He alone clearly and fully convinces the heart of the evil and guilt and danger of the corruption, lust, or sin to be mortified
November 9, 2007 by Adam Hoagland
I just finished “Of The Mortification Of Sin In Believers” and so this will be the final installment from that treatise. Next week I’ll move to Owen’s treatise, “Of Temptation.”
This has been the third time I’ve read through “Of The Mortification Of Sin In Believers,” and it continues to be rewarding. I would encourage everyone to take some time and read John Owen.
2. I have only, then, to add the heads of the work of the Spirit in this business of mortification, which is so peculiarly ascribed to him.
In one word: This whole work, which I have described as our duty, is effected, carried on, and accomplished by the power of the Spirit, in all the parts and degrees of it; as, —
(1.) He alone clearly and fully convinces the heart of the evil and guilt and danger of the corruption, lust, or sin to be mortified. Without this conviction, or whilst it is so faint that the heart can wrestle with it or digest it, there will be no thorough work made. An unbelieving heart (as in part we have all such) will shift with any consideration, until it be overpowered by clear and evident convictions. Now this is the proper work of the Spirit: “He convinces of sin,” John xvi. 8; he alone can do it. If men’s rational considerations, with the preaching of the letter, were able to convince them of sin, we should, it may be, see more convictions than we do. There comes by the preaching of the word an apprehension upon the understandings of men that they are sinners, that such and such things are sins, that themselves are guilty of them; but this light is not powerful, nor doth it lay hold on the practical principles of the soul, so as to conform the mind and will unto them, to produce effects suitable to such an apprehension. And therefore it is that wise and knowing men, destitute of the Spirit, do not think those things to be sins at all wherein the 86chief movings and actings of lust do consist. It is the Spirit alone that can do, that doth, this work to the purpose. And this is the first thing that the Spirit doth in order to the mortification of any lust whatever, — it convinces the soul of all the evil of it, cuts off all its pleas, discovers all its deceits, stops all its evasions, answers its pretences, makes the soul own its abomination, and lie down under the sense of it. Unless this be done all that follows is in vain.

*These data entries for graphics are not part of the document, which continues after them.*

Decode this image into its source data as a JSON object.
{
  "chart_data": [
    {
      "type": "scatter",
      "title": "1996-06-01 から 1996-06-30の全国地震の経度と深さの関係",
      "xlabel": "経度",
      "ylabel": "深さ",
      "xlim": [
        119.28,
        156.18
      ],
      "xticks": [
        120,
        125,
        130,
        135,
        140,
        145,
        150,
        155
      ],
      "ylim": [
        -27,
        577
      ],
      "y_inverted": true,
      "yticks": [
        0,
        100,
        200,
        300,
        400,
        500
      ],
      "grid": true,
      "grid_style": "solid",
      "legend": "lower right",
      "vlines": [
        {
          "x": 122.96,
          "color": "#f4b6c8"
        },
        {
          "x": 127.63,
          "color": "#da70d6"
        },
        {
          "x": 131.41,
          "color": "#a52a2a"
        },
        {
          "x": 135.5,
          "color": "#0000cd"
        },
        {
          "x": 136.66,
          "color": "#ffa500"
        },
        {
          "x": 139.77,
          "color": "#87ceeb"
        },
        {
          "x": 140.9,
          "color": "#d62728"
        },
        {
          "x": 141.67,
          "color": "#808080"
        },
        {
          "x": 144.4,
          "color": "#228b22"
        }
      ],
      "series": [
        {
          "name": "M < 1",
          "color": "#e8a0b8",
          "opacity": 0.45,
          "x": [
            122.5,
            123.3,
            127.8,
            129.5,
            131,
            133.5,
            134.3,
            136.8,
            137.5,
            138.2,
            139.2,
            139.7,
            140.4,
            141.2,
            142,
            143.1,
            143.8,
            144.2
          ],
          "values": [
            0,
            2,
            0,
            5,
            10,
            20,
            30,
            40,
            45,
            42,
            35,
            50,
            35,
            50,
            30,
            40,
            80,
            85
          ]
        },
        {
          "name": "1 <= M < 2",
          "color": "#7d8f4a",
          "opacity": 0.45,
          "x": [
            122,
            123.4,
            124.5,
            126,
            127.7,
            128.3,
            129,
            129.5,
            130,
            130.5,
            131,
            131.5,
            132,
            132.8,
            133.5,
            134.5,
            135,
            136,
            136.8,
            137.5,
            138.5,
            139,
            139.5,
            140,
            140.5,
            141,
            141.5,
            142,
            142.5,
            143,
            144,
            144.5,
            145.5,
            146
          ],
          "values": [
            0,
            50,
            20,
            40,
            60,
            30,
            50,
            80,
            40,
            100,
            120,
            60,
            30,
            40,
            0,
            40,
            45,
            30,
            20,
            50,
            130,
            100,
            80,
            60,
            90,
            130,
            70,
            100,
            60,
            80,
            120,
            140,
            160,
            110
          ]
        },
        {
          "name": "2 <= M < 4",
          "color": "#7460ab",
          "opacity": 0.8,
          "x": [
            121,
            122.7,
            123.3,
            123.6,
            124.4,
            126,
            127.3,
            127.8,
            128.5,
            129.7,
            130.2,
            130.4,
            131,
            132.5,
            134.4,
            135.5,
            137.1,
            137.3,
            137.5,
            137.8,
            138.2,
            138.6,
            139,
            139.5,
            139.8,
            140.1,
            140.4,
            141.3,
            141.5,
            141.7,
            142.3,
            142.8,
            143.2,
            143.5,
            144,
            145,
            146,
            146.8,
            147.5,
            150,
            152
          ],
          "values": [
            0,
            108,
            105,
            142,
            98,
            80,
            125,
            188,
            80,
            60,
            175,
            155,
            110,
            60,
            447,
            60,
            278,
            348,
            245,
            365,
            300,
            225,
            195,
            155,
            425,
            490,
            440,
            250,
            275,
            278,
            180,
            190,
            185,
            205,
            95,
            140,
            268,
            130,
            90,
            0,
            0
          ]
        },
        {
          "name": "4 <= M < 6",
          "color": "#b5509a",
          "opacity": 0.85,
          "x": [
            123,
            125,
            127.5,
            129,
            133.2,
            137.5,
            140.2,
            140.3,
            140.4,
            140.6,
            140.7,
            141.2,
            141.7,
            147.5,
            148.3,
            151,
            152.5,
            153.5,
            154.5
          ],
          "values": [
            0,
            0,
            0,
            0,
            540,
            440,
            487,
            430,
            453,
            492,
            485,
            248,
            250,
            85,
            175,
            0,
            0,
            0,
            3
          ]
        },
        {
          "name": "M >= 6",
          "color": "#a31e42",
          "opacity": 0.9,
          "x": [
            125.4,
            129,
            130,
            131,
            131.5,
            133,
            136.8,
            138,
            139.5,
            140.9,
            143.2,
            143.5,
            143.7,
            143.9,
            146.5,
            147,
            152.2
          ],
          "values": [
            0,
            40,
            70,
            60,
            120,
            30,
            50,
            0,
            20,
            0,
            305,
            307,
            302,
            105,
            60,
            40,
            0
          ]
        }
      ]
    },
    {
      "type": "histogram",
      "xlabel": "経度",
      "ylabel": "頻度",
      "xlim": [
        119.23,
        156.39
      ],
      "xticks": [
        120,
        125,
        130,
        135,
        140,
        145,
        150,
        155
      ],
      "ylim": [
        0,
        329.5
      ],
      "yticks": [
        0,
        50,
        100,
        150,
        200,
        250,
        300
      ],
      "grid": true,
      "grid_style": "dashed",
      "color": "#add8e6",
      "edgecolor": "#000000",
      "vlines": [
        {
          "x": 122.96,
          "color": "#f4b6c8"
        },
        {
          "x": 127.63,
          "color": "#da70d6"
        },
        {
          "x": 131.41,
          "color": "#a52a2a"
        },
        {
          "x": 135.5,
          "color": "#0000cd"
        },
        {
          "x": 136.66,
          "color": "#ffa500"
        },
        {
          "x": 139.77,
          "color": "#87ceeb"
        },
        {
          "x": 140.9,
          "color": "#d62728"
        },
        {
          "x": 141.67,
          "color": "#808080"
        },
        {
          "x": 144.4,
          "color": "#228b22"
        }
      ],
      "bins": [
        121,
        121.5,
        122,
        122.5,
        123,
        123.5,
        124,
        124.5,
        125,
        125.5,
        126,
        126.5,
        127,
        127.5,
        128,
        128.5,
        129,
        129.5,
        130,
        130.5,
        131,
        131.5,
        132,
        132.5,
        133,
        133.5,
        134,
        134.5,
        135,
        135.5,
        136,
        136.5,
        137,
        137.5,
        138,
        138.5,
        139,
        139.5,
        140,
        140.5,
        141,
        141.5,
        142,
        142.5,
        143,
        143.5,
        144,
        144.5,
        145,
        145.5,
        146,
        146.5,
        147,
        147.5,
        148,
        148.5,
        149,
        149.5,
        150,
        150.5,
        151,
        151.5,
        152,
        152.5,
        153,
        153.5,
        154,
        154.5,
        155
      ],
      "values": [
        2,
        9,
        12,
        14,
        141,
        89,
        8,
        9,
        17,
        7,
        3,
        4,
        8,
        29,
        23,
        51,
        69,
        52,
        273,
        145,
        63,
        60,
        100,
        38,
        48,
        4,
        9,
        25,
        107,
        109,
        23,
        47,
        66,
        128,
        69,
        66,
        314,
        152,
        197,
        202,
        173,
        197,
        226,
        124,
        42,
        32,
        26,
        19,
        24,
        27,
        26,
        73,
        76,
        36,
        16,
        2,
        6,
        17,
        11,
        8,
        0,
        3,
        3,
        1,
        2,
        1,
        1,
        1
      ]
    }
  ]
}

(2.) The Spirit alone reveals unto us the fulness of Christ for our relief; which is the consideration that stays the heart from false ways and from despairing despondency, 1 Cor. ii 8.
(3.) The Spirit alone establishes the heart in expectation of relief from Christ; which is the great sovereign means of mortification, as hath been discovered, 2 Cor. i. 21.
(4.) The Spirit alone brings the cross of Christ into our hearts with its sin-killing power; for by the Spirit are we baptized into the death of Christ.
(5.) The Spirit is the author and finisher of our sanctification; gives new supplies and influences of grace for holiness and sanctification, when the contrary principle is weakened and abated, Eph. iii. 16–18.
(6.) In all the soul’s addresses to God in this condition, it hath supportment from the Spirit. Whence is the power, life, and vigour of prayer? whence its efficacy to prevail with God? Is it not from the Spirit? He is the “Spirit of supplications” promised to them “who look on him whom they have pierced,” Zech. xii. 10, enabling them “to pray with sighs and groans that cannot be uttered,” Rom. viii. 26. This is confessed to be the great medium or way of faith’s prevailing with God. Thus Paul dealt with his temptation, whatever it were: “I besought the Lord that it might depart from me.”44 2 Cor. xii. 8. What is the work of the Spirit in prayer, whence and how it gives us in assistance and makes us to prevail, what we are to do that we may enjoy his help for that purpose, is not my present intendment to demonstrate.